La buena actriz australiana Cate Blanchett interviene igualmente en la película, pero no estuvo presente en la proyección y tampoco a la conferencia de prensa donde, fiel a su costumbre, el fóbico de los medios Malick tampoco se apersonó aunque, él sí se encuentra en la ciudad.
Así les tocó a Portman y Bale enfrentarse a los periodistas en la atascada conferencia de prensa y tratar de explicar principalmente su modo de trabajar con Malick y en menor grado dar algunos indicios sobre lo que motivó el director hacer este film.
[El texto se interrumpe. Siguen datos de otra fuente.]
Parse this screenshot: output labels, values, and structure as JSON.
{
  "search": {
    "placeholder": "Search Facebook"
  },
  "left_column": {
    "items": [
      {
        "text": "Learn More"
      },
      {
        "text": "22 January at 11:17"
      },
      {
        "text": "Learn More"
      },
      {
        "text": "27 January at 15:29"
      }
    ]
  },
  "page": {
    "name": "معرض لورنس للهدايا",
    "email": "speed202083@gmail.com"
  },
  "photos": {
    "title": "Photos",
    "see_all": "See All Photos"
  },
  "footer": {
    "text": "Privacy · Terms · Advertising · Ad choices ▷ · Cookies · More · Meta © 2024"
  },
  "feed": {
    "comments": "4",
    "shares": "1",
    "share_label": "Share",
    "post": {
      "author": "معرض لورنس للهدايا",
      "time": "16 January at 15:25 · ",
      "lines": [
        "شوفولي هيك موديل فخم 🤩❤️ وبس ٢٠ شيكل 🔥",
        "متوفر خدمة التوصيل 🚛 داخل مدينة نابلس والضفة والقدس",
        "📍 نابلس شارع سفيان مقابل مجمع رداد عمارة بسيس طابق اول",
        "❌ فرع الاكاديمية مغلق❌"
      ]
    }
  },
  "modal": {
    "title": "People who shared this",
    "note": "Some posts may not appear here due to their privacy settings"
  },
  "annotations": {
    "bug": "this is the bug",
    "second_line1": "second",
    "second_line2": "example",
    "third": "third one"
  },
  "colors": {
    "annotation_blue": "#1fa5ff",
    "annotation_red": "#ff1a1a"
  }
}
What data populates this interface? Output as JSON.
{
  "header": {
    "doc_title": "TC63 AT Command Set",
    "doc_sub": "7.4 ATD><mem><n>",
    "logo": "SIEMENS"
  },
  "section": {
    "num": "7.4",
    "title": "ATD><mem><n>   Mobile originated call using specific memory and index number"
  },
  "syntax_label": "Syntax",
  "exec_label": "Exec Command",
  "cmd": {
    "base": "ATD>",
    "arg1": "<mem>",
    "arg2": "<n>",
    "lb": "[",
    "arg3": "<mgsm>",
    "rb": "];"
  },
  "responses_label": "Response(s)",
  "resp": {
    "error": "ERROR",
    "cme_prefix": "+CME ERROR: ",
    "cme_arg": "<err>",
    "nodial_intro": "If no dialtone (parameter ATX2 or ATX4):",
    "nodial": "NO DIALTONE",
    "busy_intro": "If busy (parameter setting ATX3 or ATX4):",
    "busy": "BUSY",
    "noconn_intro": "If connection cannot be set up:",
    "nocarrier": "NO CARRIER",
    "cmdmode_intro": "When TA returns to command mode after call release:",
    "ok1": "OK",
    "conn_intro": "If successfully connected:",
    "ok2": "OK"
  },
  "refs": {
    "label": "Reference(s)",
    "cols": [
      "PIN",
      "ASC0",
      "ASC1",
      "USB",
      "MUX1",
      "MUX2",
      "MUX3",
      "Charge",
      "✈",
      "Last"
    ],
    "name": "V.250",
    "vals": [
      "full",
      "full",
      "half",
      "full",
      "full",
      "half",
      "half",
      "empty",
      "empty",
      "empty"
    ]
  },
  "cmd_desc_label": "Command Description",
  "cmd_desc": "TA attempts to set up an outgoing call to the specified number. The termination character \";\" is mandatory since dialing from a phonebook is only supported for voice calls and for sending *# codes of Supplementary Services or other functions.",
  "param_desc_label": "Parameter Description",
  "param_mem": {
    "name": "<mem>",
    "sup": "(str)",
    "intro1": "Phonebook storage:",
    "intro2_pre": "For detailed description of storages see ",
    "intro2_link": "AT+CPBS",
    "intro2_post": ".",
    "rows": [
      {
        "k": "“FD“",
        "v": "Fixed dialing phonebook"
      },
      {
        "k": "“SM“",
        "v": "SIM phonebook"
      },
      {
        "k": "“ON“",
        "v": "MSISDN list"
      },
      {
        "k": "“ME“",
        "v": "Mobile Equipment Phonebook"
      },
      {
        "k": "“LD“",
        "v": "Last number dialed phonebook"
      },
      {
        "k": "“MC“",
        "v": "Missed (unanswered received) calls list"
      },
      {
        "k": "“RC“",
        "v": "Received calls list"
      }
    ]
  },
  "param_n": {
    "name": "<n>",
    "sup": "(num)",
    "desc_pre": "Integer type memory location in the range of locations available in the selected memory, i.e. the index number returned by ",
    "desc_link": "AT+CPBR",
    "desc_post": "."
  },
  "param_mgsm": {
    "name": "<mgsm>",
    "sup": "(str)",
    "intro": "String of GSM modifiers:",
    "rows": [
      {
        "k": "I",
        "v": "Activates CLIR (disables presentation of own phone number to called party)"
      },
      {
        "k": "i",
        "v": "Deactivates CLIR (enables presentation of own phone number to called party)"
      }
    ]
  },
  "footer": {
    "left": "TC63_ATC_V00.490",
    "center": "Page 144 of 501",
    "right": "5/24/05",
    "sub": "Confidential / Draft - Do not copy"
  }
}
Tarea difícil ya que “El Caballero de Copas” es sin la menor duda la más esotérica e indescifrable de las últimas películas con las que Malick reapareció desde 2011 en el panorama cinematográfico mundial donde goza de una reputación de gurú a raíz de sus espaciadas apariciones en el pasado con películas que siempre eran esperadas con mucho interés (Badlands, La Delgala Línea Roja).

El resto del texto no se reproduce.